5- Değerlendirme ve Önerilerimiz

– Gelir İdaresi Başkanlığı Mükellef Hizmetleri Usul Müdürlüğünün “213 Sayılı Vergi Usul Kanunu İle İlgili Olarak Uygulama Birliğinin Sağlanması Amacıyla Daha Önce Yapılan Tamimlerin Güncellenmesi ve Birleştirilmesi” kitapçığında belirtilen kimi eksiklik veya hataların cezaya konu edilememesi açıklaması olumlu olmakla beraber yeterli değildir.

– Kasım/2010 döneminden önceki dönemlere ait bildirimler nedeniyle kesilecek cezalar 6111 Sayılı Kanun kapsamında 3/4 oranında indirim ve ikişer aylık dönemler halinde altı eşit taksitte ödenebilmektedir.

– 01.08.2009 Tarihinden önce verilmesi gereken bildirimlerin süresinde verilmemesine ilişkin cezaların, idare tarafından önceden yazılı bildirim yapılmaması gerekçe gösterilerek dava konusu yapılması mümkün olmakla beraber, bu dönemler 6111 sayılı Kanun kapsamına da girdiğinden dava açılmasına karar verilirken bu husus da göz önüne alınmalıdır.

– Kayıtdışı ekonomi ile mücadelede cezalar tabi ki önleyicidir. Ancak suç ve ceza arasında bir denge bulunmalıdır. Bu denge maalesef Ba ve Bs bildirim formlarına ilişkin yükümlülüklerin yerine getirilmemesi ve buna ilişkin uygulanacak ceza arasında bulunmamaktadır. Vergi Usul Kanunundaki usul cezaları, fiilleri dikkate alınarak yeniden belirlenmelidir.

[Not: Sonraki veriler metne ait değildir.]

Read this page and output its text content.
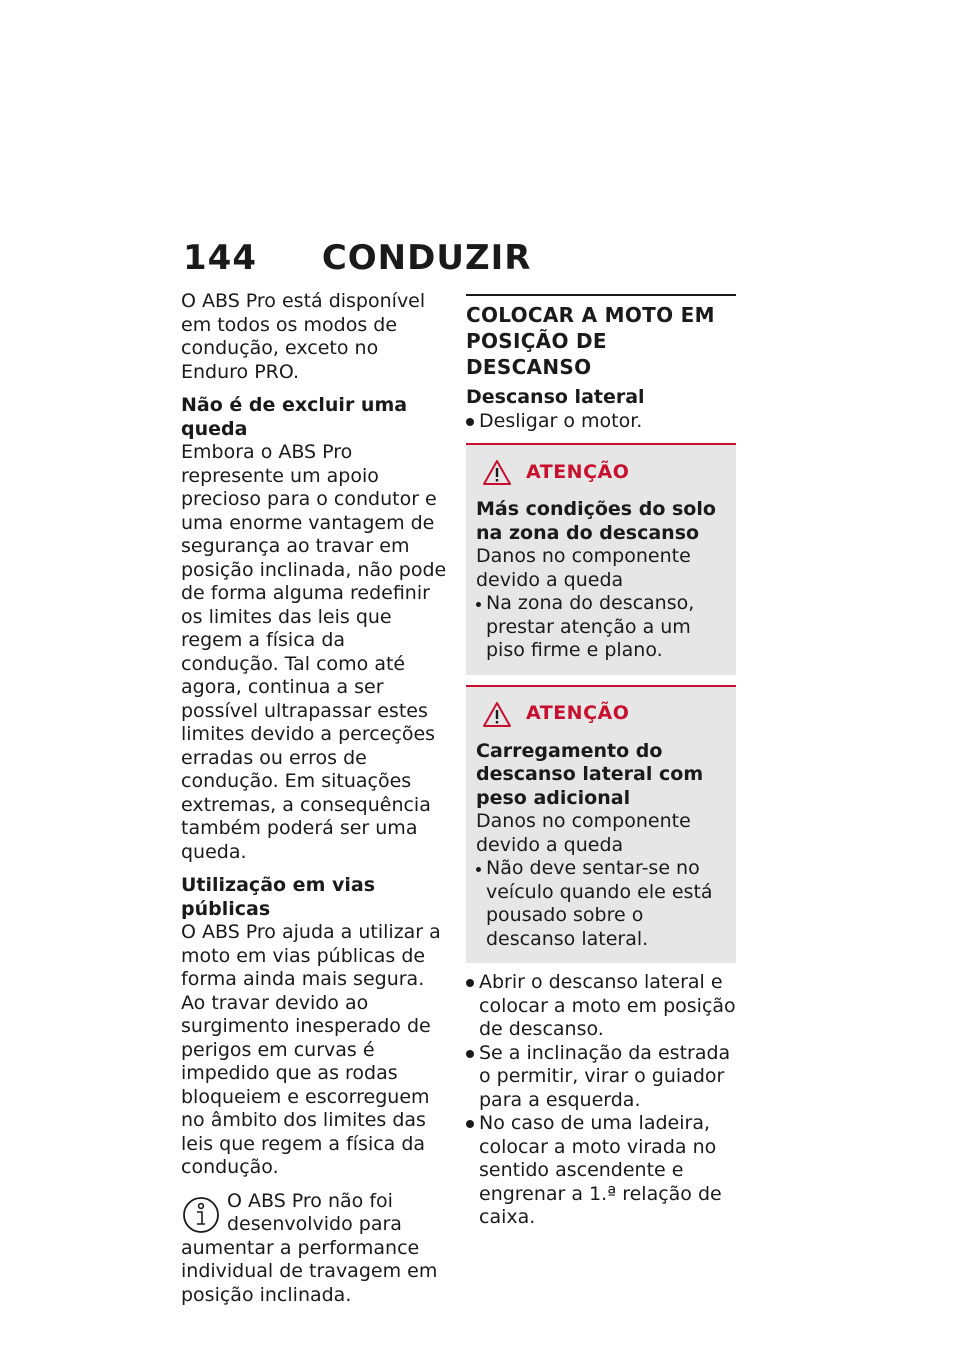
144 CONDUZIR

O ABS Pro está disponível em todos os modos de condução, exceto no Enduro PRO.

Não é de excluir uma queda

Embora o ABS Pro represente um apoio precioso para o condutor e uma enorme vantagem de segurança ao travar em posição inclinada, não pode de forma alguma redefinir os limites das leis que regem a física da condução. Tal como até agora, continua a ser possível ultrapassar estes limites devido a perceções erradas ou erros de condução. Em situações extremas, a consequência também poderá ser uma queda.

Utilização em vias públicas

O ABS Pro ajuda a utilizar a moto em vias públicas de forma ainda mais segura. Ao travar devido ao surgimento inesperado de perigos em curvas é impedido que as rodas bloqueiem e escorreguem no âmbito dos limites das leis que regem a física da condução.

O ABS Pro não foi desenvolvido para aumentar a performance individual de travagem em posição inclinada.

COLOCAR A MOTO EM POSIÇÃO DE DESCANSO

Descanso lateral

Desligar o motor.
ATENÇÃO
Más condições do solo na zona do descanso
Danos no componente devido a queda
Na zona do descanso, prestar atenção a um piso firme e plano.
ATENÇÃO
Carregamento do descanso lateral com peso adicional
Danos no componente devido a queda
Não deve sentar-se no veículo quando ele está pousado sobre o descanso lateral.
Abrir o descanso lateral e colocar a moto em posição de descanso.
Se a inclinação da estrada o permitir, virar o guiador para a esquerda.
No caso de uma ladeira, colocar a moto virada no sentido ascendente e engrenar a 1.ª relação de caixa.
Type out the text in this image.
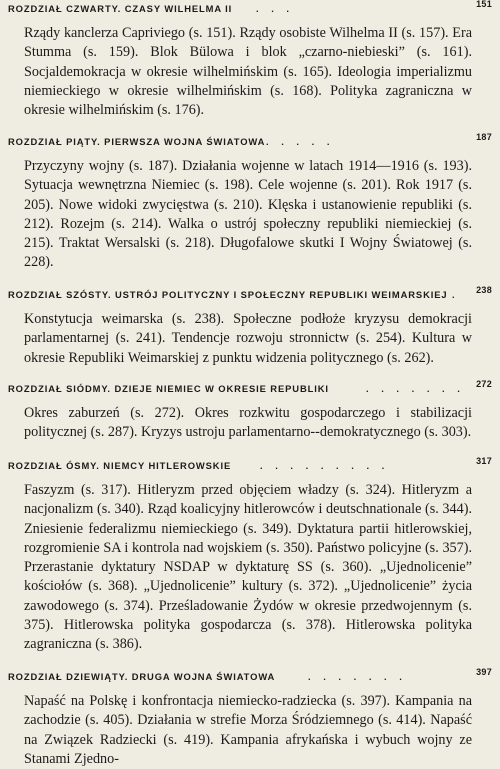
ROZDZIAŁ CZWARTY. CZASY WILHELMA II	. . .	151
Rządy kanclerza Capriviego (s. 151). Rządy osobiste Wilhelma II (s. 157). Era Stumma (s. 159). Blok Bülowa i blok „czarno-niebieski” (s. 161). Socjaldemokracja w okresie wilhelmińskim (s. 165). Ideologia imperializmu niemieckiego w okresie wilhelmińskim (s. 168). Polityka zagraniczna w okresie wilhelmińskim (s. 176).
ROZDZIAŁ PIĄTY. PIERWSZA WOJNA ŚWIATOWA . . . . .	187
Przyczyny wojny (s. 187). Działania wojenne w latach 1914—1916 (s. 193). Sytuacja wewnętrzna Niemiec (s. 198). Cele wojenne (s. 201). Rok 1917 (s. 205). Nowe widoki zwycięstwa (s. 210). Klęska i ustanowienie republiki (s. 212). Rozejm (s. 214). Walka o ustrój społeczny republiki niemieckiej (s. 215). Traktat Wersalski (s. 218). Długofalowe skutki I Wojny Światowej (s. 228).
ROZDZIAŁ SZÓSTY. USTRÓJ POLITYCZNY I SPOŁECZNY REPUBLIKI WEIMARSKIEJ . 238
Konstytucja weimarska (s. 238). Społeczne podłoże kryzysu demokracji parlamentarnej (s. 241). Tendencje rozwoju stronnictw (s. 254). Kultura w okresie Republiki Weimarskiej z punktu widzenia politycznego (s. 262).
ROZDZIAŁ SIÓDMY. DZIEJE NIEMIEC W OKRESIE REPUBLIKI	. . . . . . . 272
Okres zaburzeń (s. 272). Okres rozkwitu gospodarczego i stabilizacji politycznej (s. 287). Kryzys ustroju parlamentarno--demokratycznego (s. 303).
ROZDZIAŁ ÓSMY. NIEMCY HITLEROWSKIE	. . . . . . . . .	317
Faszyzm (s. 317). Hitleryzm przed objęciem władzy (s. 324). Hitleryzm a nacjonalizm (s. 340). Rząd koalicyjny hitlerowców i deutschnationale (s. 344). Zniesienie federalizmu niemieckiego (s. 349). Dyktatura partii hitlerowskiej, rozgromienie SA i kontrola nad wojskiem (s. 350). Państwo policyjne (s. 357). Przerastanie dyktatury NSDAP w dyktaturę SS (s. 360). „Ujednolicenie” kościołów (s. 368). „Ujednolicenie” kultury (s. 372). „Ujednolicenie” życia zawodowego (s. 374). Prześladowanie Żydów w okresie przedwojennym (s. 375). Hitlerowska polityka gospodarcza (s. 378). Hitlerowska polityka zagraniczna (s. 386).
ROZDZIAŁ DZIEWIĄTY. DRUGA WOJNA ŚWIATOWA	. . . . . . .	397
Napaść na Polskę i konfrontacja niemiecko-radziecka (s. 397). Kampania na zachodzie (s. 405). Działania w strefie Morza Śródziemnego (s. 414). Napaść na Związek Radziecki (s. 419). Kampania afrykańska i wybuch wojny ze Stanami Zjedno-
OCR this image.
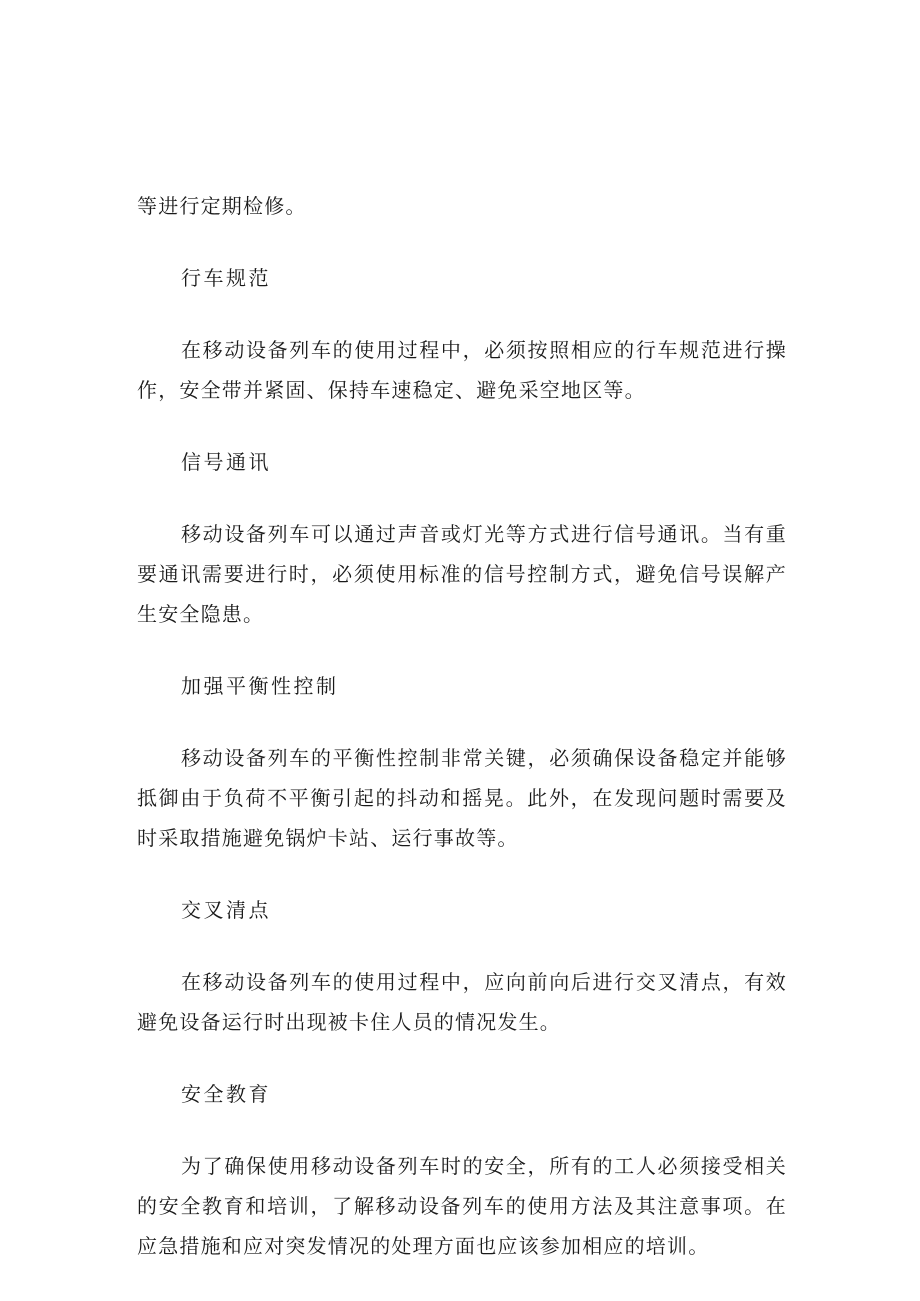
等进行定期检修。

行车规范

在移动设备列车的使用过程中，必须按照相应的行车规范进行操作，安全带并紧固、保持车速稳定、避免采空地区等。

信号通讯

移动设备列车可以通过声音或灯光等方式进行信号通讯。当有重要通讯需要进行时，必须使用标准的信号控制方式，避免信号误解产生安全隐患。

加强平衡性控制

移动设备列车的平衡性控制非常关键，必须确保设备稳定并能够抵御由于负荷不平衡引起的抖动和摇晃。此外，在发现问题时需要及时采取措施避免锅炉卡站、运行事故等。

交叉清点

在移动设备列车的使用过程中，应向前向后进行交叉清点，有效避免设备运行时出现被卡住人员的情况发生。

安全教育

为了确保使用移动设备列车时的安全，所有的工人必须接受相关的安全教育和培训，了解移动设备列车的使用方法及其注意事项。在应急措施和应对突发情况的处理方面也应该参加相应的培训。
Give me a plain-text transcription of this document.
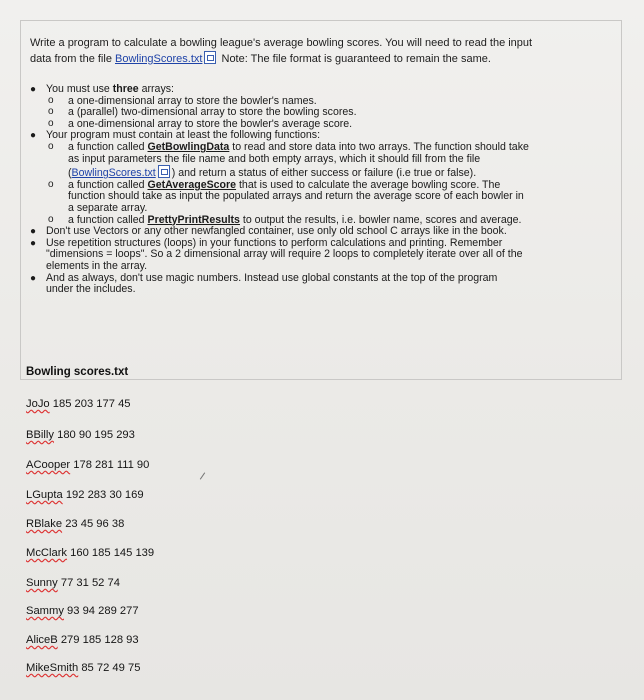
Write a program to calculate a bowling league's average bowling scores. You will need to read the input
data from the file BowlingScores.txt Note: The file format is guaranteed to remain the same.
● You must use three arrays:
o a one-dimensional array to store the bowler's names.
o a (parallel) two-dimensional array to store the bowling scores.
o a one-dimensional array to store the bowler's average score.
● Your program must contain at least the following functions:
o a function called GetBowlingData to read and store data into two arrays. The function should take
as input parameters the file name and both empty arrays, which it should fill from the file
(BowlingScores.txt ) and return a status of either success or failure (i.e true or false).
o a function called GetAverageScore that is used to calculate the average bowling score. The
function should take as input the populated arrays and return the average score of each bowler in
a separate array.
o a function called PrettyPrintResults to output the results, i.e. bowler name, scores and average.
● Don't use Vectors or any other newfangled container, use only old school C arrays like in the book.
● Use repetition structures (loops) in your functions to perform calculations and printing. Remember
"dimensions = loops". So a 2 dimensional array will require 2 loops to completely iterate over all of the
elements in the array.
● And as always, don't use magic numbers. Instead use global constants at the top of the program
under the includes.
Bowling scores.txt
JoJo 185 203 177 45
BBilly 180 90 195 293
ACooper 178 281 111 90
LGupta 192 283 30 169
RBlake 23 45 96 38
McClark 160 185 145 139
Sunny 77 31 52 74
Sammy 93 94 289 277
AliceB 279 185 128 93
MikeSmith 85 72 49 75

– İdare verilmeyen bildirimleri verme süresinin son gününü izleyen ilk günde kolayca tespit edebilmektedir. Cezanın tespiti çok kolaydır ve ceza uygulanmama ihtimali teorik olarak yoktur. Bu durumun da cezalandırma kriterlerinde dikkate alınması uygun olur.

– İdare, Ba ve Bs bildirim formlarının düzenli ve düzgün verilmesini yüklü para cezası yaptırımı ile sağlamaktadır. Günümüzde mükellef hareketleri ceza yerine özendirmelerle de yönlendirilebilmektedir. Örneğin SGK primi işveren payındaki 5 puanlık devlet desteği ve buna ilişkin sağlanması gereken şartlar gibi.

– Ba ve Bs bildirim formlarına ilişkin cezaların, zaman içinde bildirimlerle ilgili bilincin gelişmesi ve oluşması ile beraber düşürülmesi uygun olacaktı, ancak zaman içinde cezada yapılan indirim çok cüzi kalmıştır.

– İdare mükelleflere sürekli yeni bir bildirim yükümlülüğü getirmektedir. Öyle ki e-beyan ve internet vergi dairesi uygulamaları ile işlerin kolaylaştırılması düşünülürken işler hayli artmıştır. Bu durum da hataları artırmaktadır.

– Bildirimlerle ilgili sürekli açıklayıcı tebliğler yayımlanmakta, mükelleflerin tereddütlerinden dolayı onlarca özelge verilmektedir. Demek ki idari düzenlemeler yeterli düzeyde açık ve yönlendirici değildir. Bu durumda da hata yapılması olağan karşılanmalıdır. Yine İdarenin de zaman içinde çelişkili görüşleri olmuştur. Örneğin transit ticaretin bildirilmesi hakkında.

İnsanı (mükellef ve meslek mensuplarını) , E-VDO sistemi gibi her programlananı kusursuz yapacağı, her tebliği kusursuz uygulayacağı şeklinde görmek yerine, “insan beşer, kuldur şaşar” şeklinde görmek lazımdır. Bu açıdan önerilerimizi şöyle sıralayabiliriz:

– Bildirme konu mal ve hizmet alımı/satımı olmaması halinde, bildirim verilmesi yükümlülüğü kaldırılmalı, bu değişiklik geçmiş dönemler için de geçerli olmalıdır. Nitekim kimi beyannamelerde (damga, muhtasar vb.) bu şekilde uygulama bulunmaktadır.

– Bildirim KDV beyanının içinde yapılmalı, böylece düzeltmelerde uygulanan yüklü cezaların önüne geçilmelidir.

– Bildirim KDV beyanı dışında ayrı verilmeye devam edilecekse, bildirimlerin verilmemesine veya yasal süresinden sonra düzeltilmesine ilişkin ceza 1. derecede usulsüzlük cezasını geçmemelidir. Nitekim 1. derecede usulsüzlük cezasına konu fiiller bizce Ba ve Bs bildirim formunun süresinde verilmemesi veya süresinde düzeltilmemesinden daha ağırdır.

– Eğer yukarıdakilerin hiçbiri yapılamıyorsa, ceza uygulanmasından önce mükelleflere bildirimin yapılması veya düzeltilmesi konusunda uyarıda bulunulmalı ve bu uyarı dikkate alınmazsa ceza uygulanmalıdır.